Roots of a Nation: A Chesapeake Journey Submitted by Angela Shamp
Topic: Comparing/Contrasting New England and Tidewater Colonies
Grade Level: 8th Grade
Duration: 3-88 minute classes
Focus Question:
What were some of the hardships that 17th century people faced in the New England and Jamestown Colonies? What were their food sources, settlement, Native American relations and weather like?
What settlement would you want to live in and why?
CC Alignment:
RH 6-8.7 Integrate visual information (eg: charts, graphs, photograph videos and maps) with other information in print and digital texts.
Identify and gather several specific types of primary sources-both textual (diaries, letters, census records, websites) and visual (paintings, photographs, maps, graphs) to be used in addressing a social studies problem or question.
Define relationships among gathered information identifying where information from different sources converges and where it differs.
Draw conclusions, citing evidence from both text and visual sources.
RH 6-8.9 Analyze the relationship between a primary and secondary source on the same topic
Draw conclusions about the purpose of opposing facts or interpretation of the facts.
Interpret primary and secondary sources for corroboration between and among ideas.
WHST 6-8.9 Draw evidence from informational text to support analysis reflection and research.
Write in response to grade-level print, non-print, and digital literacy or information texts with an emphasis on comparison and contrast cause and effect as well as contextual analysis in social studies disciplines.
Materials:
Maps of Jamestown and Plymouth colonies.
Time line of each settlement
Narratives (of buildings, native American relations, food sources and climate)
Photograph (of building material, floor plans)
Charts and graphs of climate and weather
Video Clips (building, tribal relations, growing food and climate) Colonial House, History of US, Jamestown.
Poster and materials for travel pamphlet.
Instructional Procedure:
Warm Up: Compare and Contrast the two maps of Jamestown Colony and Plymouth Colony. Where are they located? What are the natural resources in each area?
Divide students into four groups. Each group will be assigned either Plymouth Colony or Jamestown colony. Each group will visit several centers to gather information on settlement of each colony, relationships of Native Americans, food sources and climate and weather.
Each group will spend 15 minutes at each center gathering information, using their note taking sheets.
Center #1: Settlement. Students will look at floor plans of each colonies house. Students will look how each house was constructed and their building materials. Using narratives, charts, photographs and short video clips. Colonial House.
Center #2: Native American Relations. Students will learn through secondary sources about why Native Americans lived close to each settlement. Students will use narratives to understand relations among the Native Americans.
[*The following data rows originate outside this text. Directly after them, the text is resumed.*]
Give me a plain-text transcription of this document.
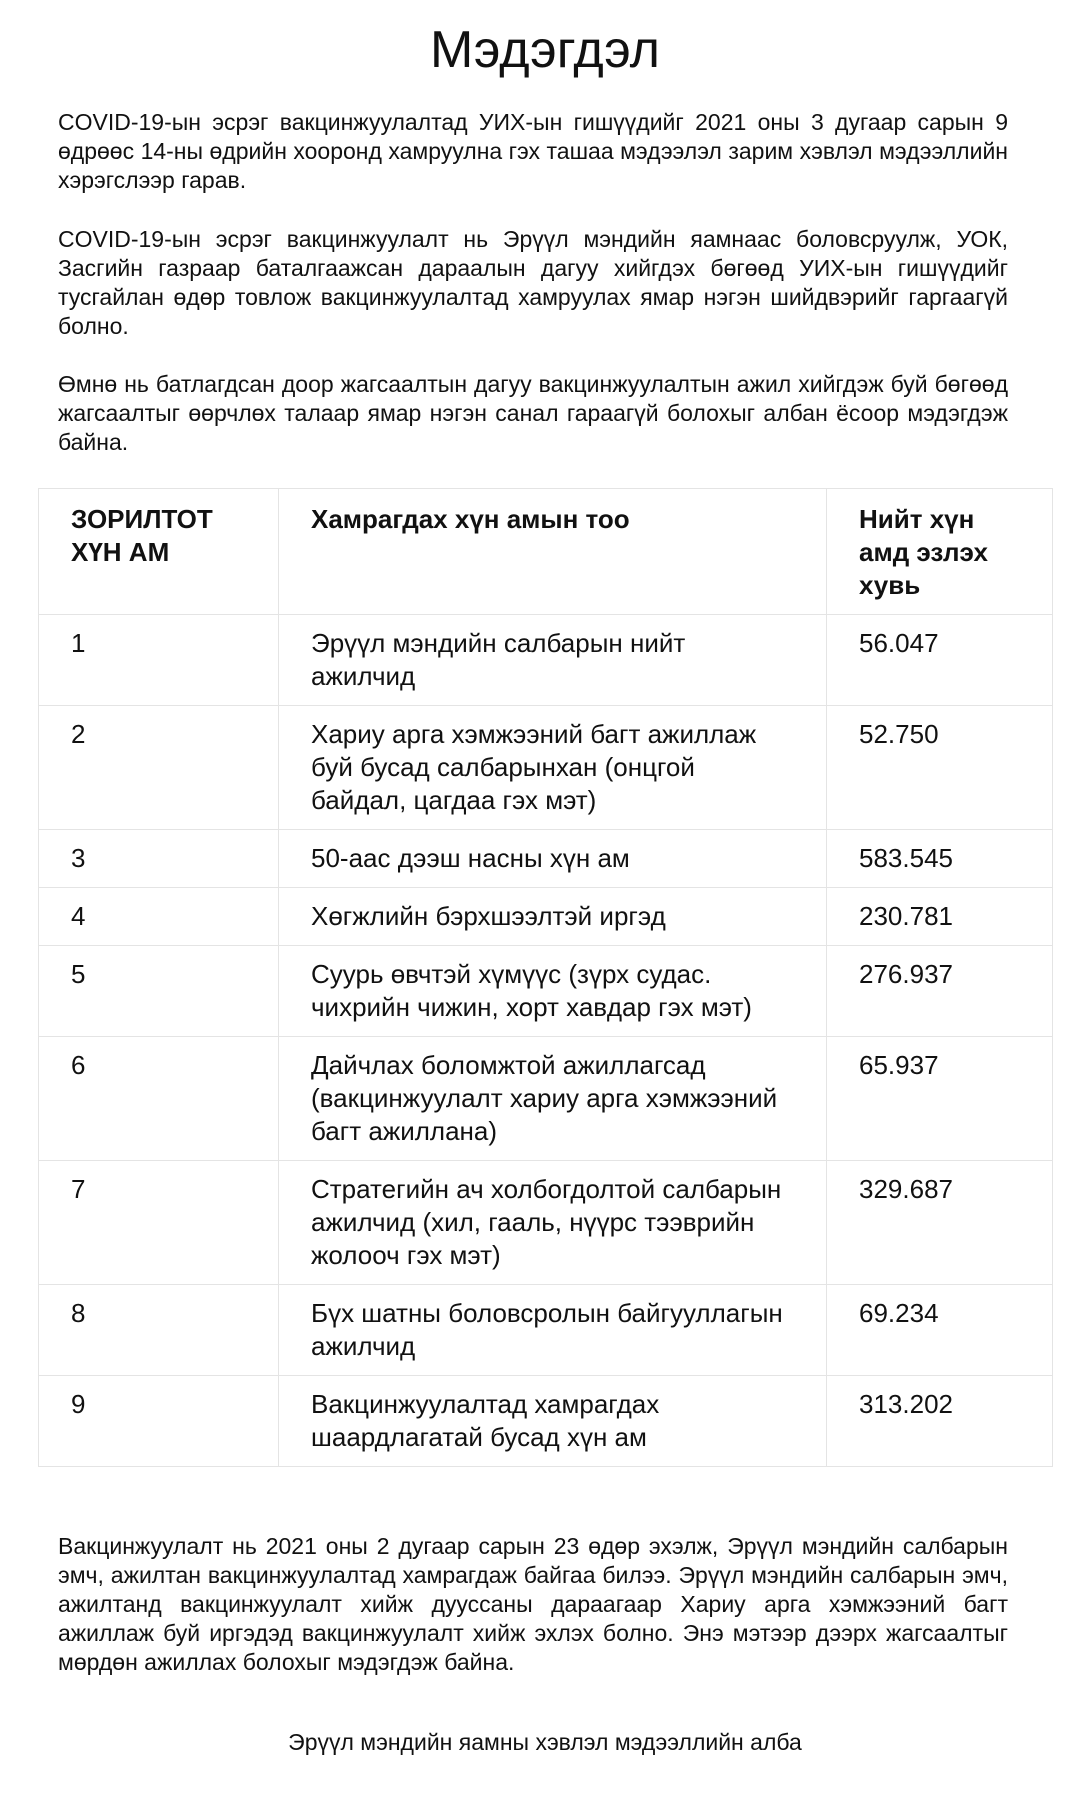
Мэдэгдэл

COVID-19-ын эсрэг вакцинжуулалтад УИХ-ын гишүүдийг 2021 оны 3 дугаар сарын 9 өдрөөс 14-ны өдрийн хооронд хамруулна гэх ташаа мэдээлэл зарим хэвлэл мэдээллийн хэрэгслээр гарав.

COVID-19-ын эсрэг вакцинжуулалт нь Эрүүл мэндийн яамнаас боловсруулж, УОК, Засгийн газраар баталгаажсан дараалын дагуу хийгдэх бөгөөд УИХ-ын гишүүдийг тусгайлан өдөр товлож вакцинжуулалтад хамруулах ямар нэгэн шийдвэрийг гаргаагүй болно.

Өмнө нь батлагдсан доор жагсаалтын дагуу вакцинжуулалтын ажил хийгдэж буй бөгөөд жагсаалтыг өөрчлөх талаар ямар нэгэн санал гараагүй болохыг албан ёсоор мэдэгдэж байна.

ЗОРИЛТОТ ХҮН АМ	Хамрагдах хүн амын тоо	Нийт хүн амд эзлэх хувь
1	Эрүүл мэндийн салбарын нийт ажилчид	56.047
2	Хариу арга хэмжээний багт ажиллаж буй бусад салбарынхан (онцгой байдал, цагдаа гэх мэт)	52.750
3	50-аас дээш насны хүн ам	583.545
4	Хөгжлийн бэрхшээлтэй иргэд	230.781
5	Суурь өвчтэй хүмүүс (зүрх судас. чихрийн чижин, хорт хавдар гэх мэт)	276.937
6	Дайчлах боломжтой ажиллагсад (вакцинжуулалт хариу арга хэмжээний багт ажиллана)	65.937
7	Стратегийн ач холбогдолтой салбарын ажилчид (хил, гааль, нүүрс тээврийн жолооч гэх мэт)	329.687
8	Бүх шатны боловсролын байгууллагын ажилчид	69.234
9	Вакцинжуулалтад хамрагдах шаардлагатай бусад хүн ам	313.202

Вакцинжуулалт нь 2021 оны 2 дугаар сарын 23 өдөр эхэлж, Эрүүл мэндийн салбарын эмч, ажилтан вакцинжуулалтад хамрагдаж байгаа билээ. Эрүүл мэндийн салбарын эмч, ажилтанд вакцинжуулалт хийж дууссаны дараагаар Хариу арга хэмжээний багт ажиллаж буй иргэдэд вакцинжуулалт хийж эхлэх болно. Энэ мэтээр дээрх жагсаалтыг мөрдөн ажиллах болохыг мэдэгдэж байна.

Эрүүл мэндийн яамны хэвлэл мэдээллийн алба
Center #3: Food Sources. Students will learn through narratives and video clips and secondary sources what food the settlers would have access to and what they were able to trade. Students will also look at the “Starving Time”.
Center #4: Climate and Weather. Students will analyze how climate (the Little Ice Age) and weather would have impacted the settlers. Using graphs, charts and video clips.
Each group will complete a poster to endorse/promotional pamphlet of their colony to other perspective settlers. Giving the good points of their settlement.
Each group will have to present to the rest of the class why they should move to their settlement. While the rest of the classes are taking notes on the pros and cons of each settlement.
Assessment Activity:
Students will debate the issue of why they should move to the perspective colony. Giving the pros and cons.
Opinion paper: In your opinion, which colony would be the best one to live in and why?
Extension Activity:
Students will write either a diary entry or a letter home to tell how life in their settlement is like. Using things that students learned from narratives, video clips and debates.
Center 1: Settlements
Slides from Architecture and Town Planning.
John Smith’s Chesapeake Voyage, 1607-1609
Jamestown living quarters were crude by the standards of later centuries. The English borrowed few building techniques from the Powhatans and then only later. Instead they erected an English-style stockade around a collection of houses that initially resembled the hovels f the poor back home. Before long, as the colony became better organized, they would build the post-in-the-ground, wattle and daub, half timbered house that tourist can see at Jamestown Settlements English Fort. Higher status persons had larger quarters with more furnishings in them, including a Bible and paper and quill pens. The second-largest building in town was the church. Unlike the temples of the Algonquian speakers, which were large but outside the towns and off limits to common folk, the English church was in town center, open to all. (page 56)
Plymouth Colony
On December 21, 1620, the first landing party arrived at the site of what would later become the settlement of Plymouth Plans to immediately begin building houses, however, were delayed by inclement weather until December 23. As the building progressed, twenty men always remained ashore for security purposes, while the rest of the work crews returned each night to the Mayflower. Women, children, and the infirm remained on board the Mayflower; many had not left the ship for six months. The first structure, a "common house" of wattle and daub, took two weeks to complete in the harsh New England winter. In the following weeks, the rest of the settlement slowly took shape. The living and working structures were built on the relatively flat top of Cole's Hill, and a wooden platform was constructed to support the cannon that would defend the settlement from nearby Fort Hill.